The text can be drawn from different sources, all ideally allowing for redistribution under a free license. If all the texts you have available are copyrighted, that's fine—just make sure your repo is private and shared only with me (and the course assistant).

The assignment

This assignment is due at the end of the third week of class (midnight at the end of February 3rd, 2023).

  1. For this assignment, you should create a repository that everyone in your team has access to under the Ling073_sp23 group. Call it ling073-xyz-corpus. You'll build a corpus of authentic text here. The corpus will be built from materials as described at Building Corpora#Places to look for corpora. You may have to type up a certain amount of text from print sources using your new keyboard layout.
  2. To start with, add any full corpora you find to this repository in plain text format. For example, if you find a bible translation or newspaper site online, strip out all the text (ignoring notices, menus, etc.) as best you can (there are tools for this if copy-paste is giving sub-optimal results), and put it in a single file (per source) in this directory. Name these files something like xyz.type.label.txt. Replace the word type with the type of source, e.g., bible, phrases, wikipedia, news, tweets. For label, use either a publisher (e.g., IBT for a bible translation from IBT); or date you got the content from a site that changes, like Wikipedia or a news site (e.g., 2013-01-28); or author (e.g., smith if they're all from a book by Smith). You can combine these too if you need, using an underscore (_).
  3. Add a brief description of each of these files in a separate MANIFEST file. Ideally all of your content will be redistributable (e.g., licensed under one of the Creative Commons licenses), but chances are that you will have to include non-redistributable content as well. So also include mention of what license each of the corpora is covered under in the MANIFEST file (or if the original source doesn't say; if it's a print book, though, chances are that it's "all rights reserved"). You can format each line something like the following:
    xyz.news.WN_2023-01-28.txt - contains news from WorldNews™ website, acquired on 2023-01-28, copyright WorldNews Eurasia, Inc.
  4. Choose sentences from a range of these files, and add them to a file xyz.corpus.basic.txt. This file should consist of one sentence per line, and should contain at least 5000 characters. Do everything you can to make sure all of the material you include in this new file is in the same orthography. You may have to manually convert sentences as you copy them over from the other files.
    Note: you can count how many characters are in your file with the following command: wc -m xyz.corpus.basic.txt. From within vim, you can issue the command :!wc -m %, and if you are using gedit, you can check this in Document Tools → Document Statistics.
  5. You should enter English glosses for at least a quarter of the sentences in your basic corpus in an xyz-eng.corpus.basic.txt file, with available glosses on corresponding line numbers. This may result in a number of blank lines throughout the file. You will probably have trouble finding English glosses for a lot of the text (prioritise diversity of sources of text in this file as well), but bible translations should be pretty straightforward to find English equivalents for, and phrase books and grammars almost always provide glosses.
  6. Add a README file to address anything else you think is important, such as issues that came up during corpus assembly that you had to make decisions on.
  7. Add a link to the corpus repository under the new Resources section of your wiki page on the language. Even if it's not "public" (and even "public" repos are Swarthmore-only) due to licensing issues, it's good to document openly that it exists.

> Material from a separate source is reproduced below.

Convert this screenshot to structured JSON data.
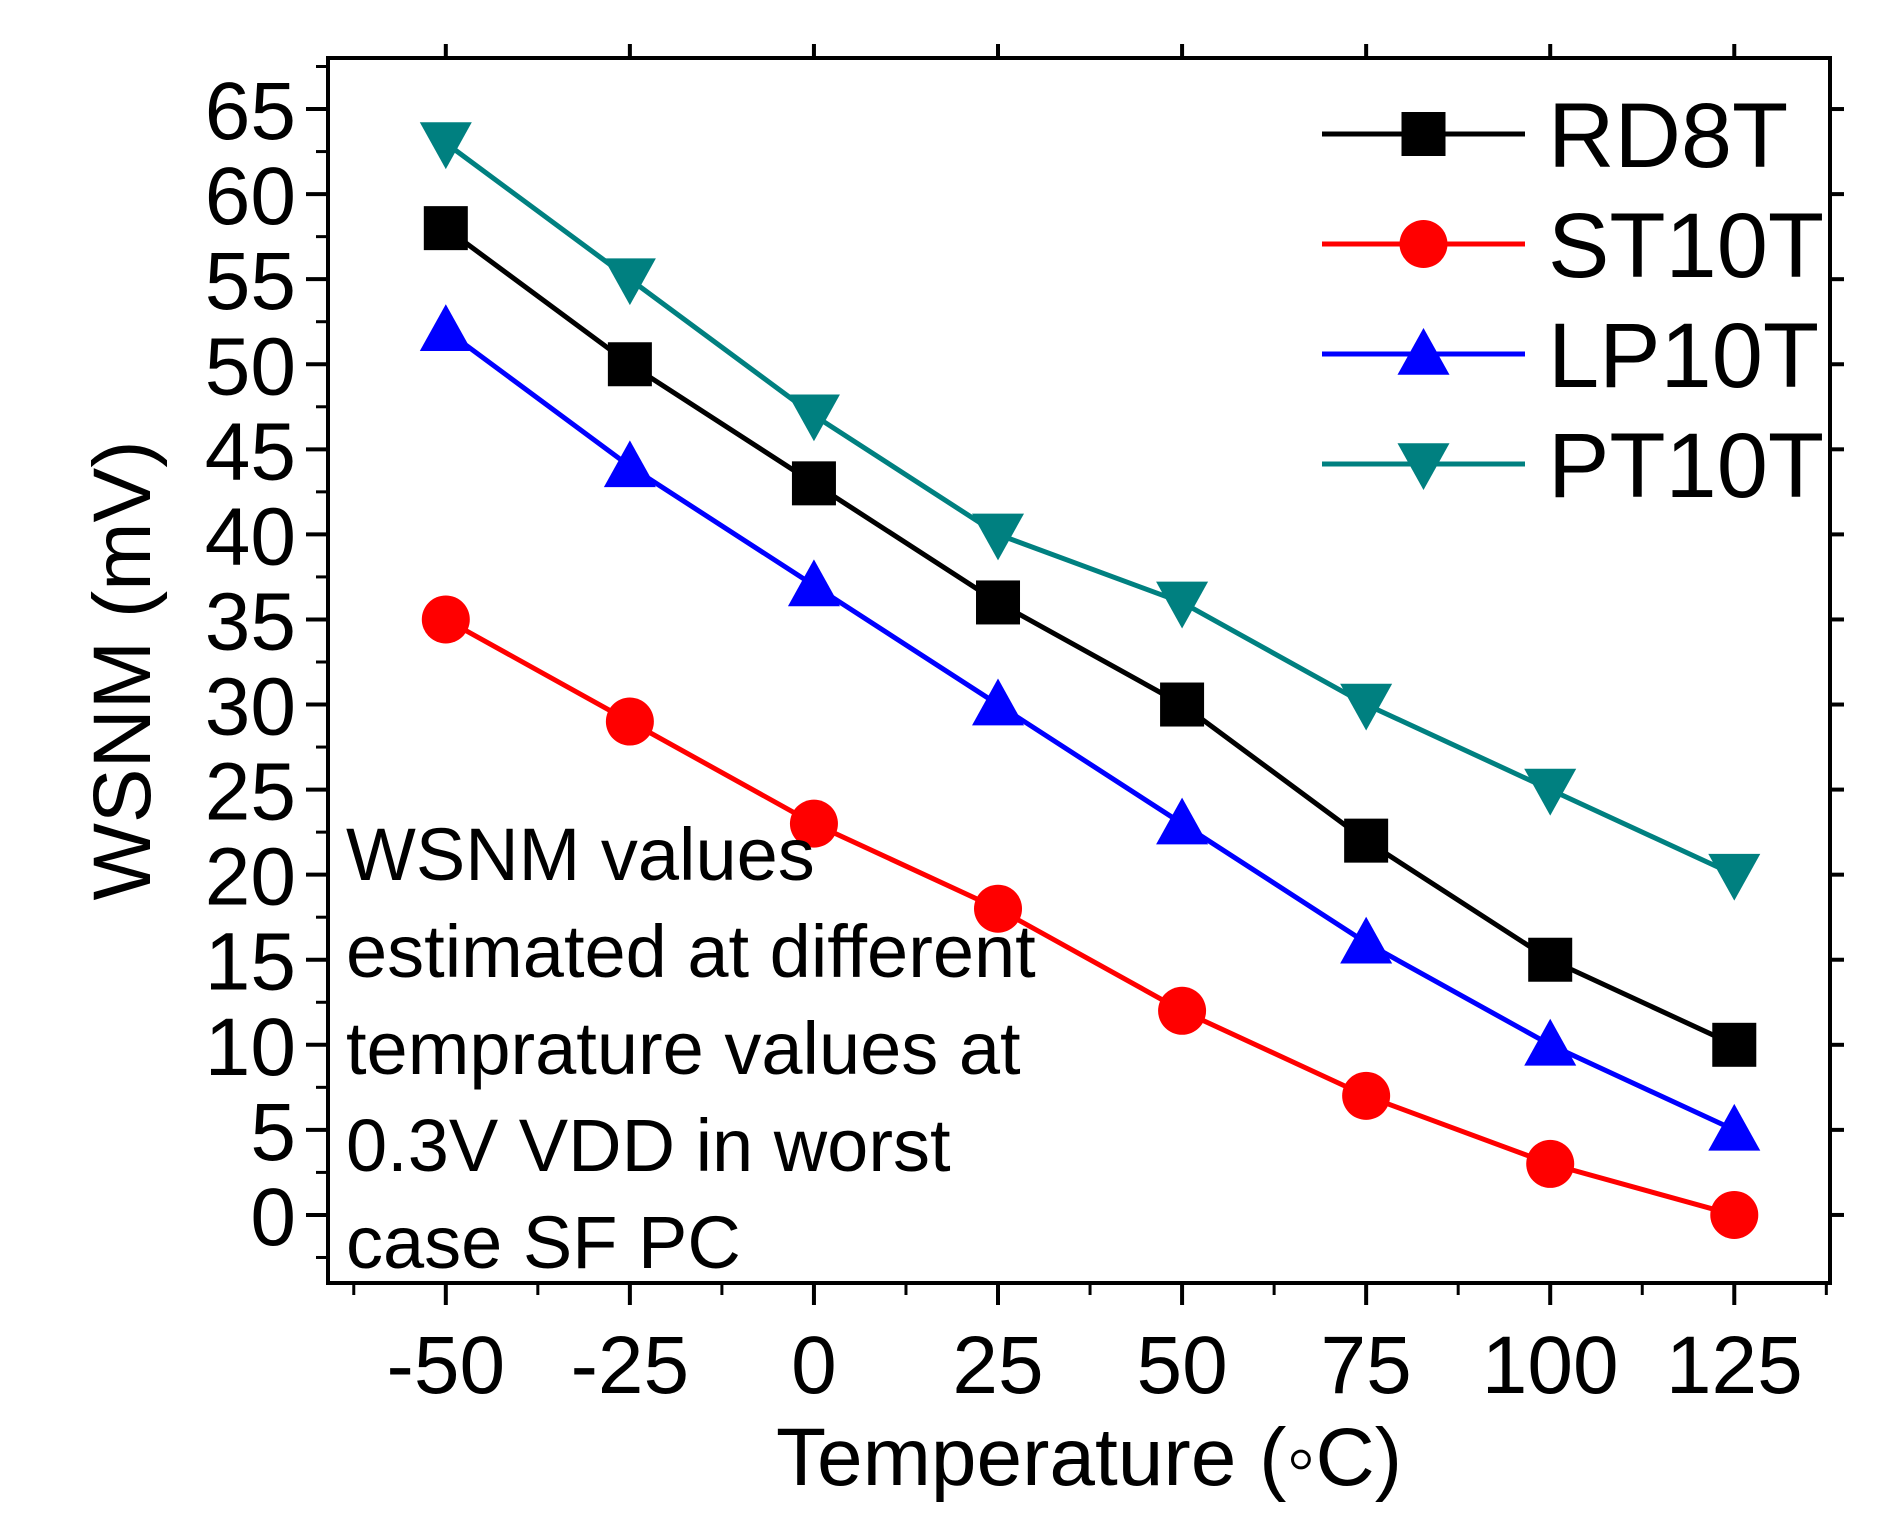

Sanity check (go through before you submit):

  • Is the orthography in the xyz.corpus.basic.txt file standardised, with a sentence per line? Is your basic corpus at least 5000 characters long?
  • Do you have a MANIFEST file describing each raw corpus and its license?
  • Do you have English glosses (in xyz-eng.corpus.basic.txt) of at least a quarter of the sentences in the basic corpus?
  • Did you include a README in the repo and a link to the repo on the wiki page for your language?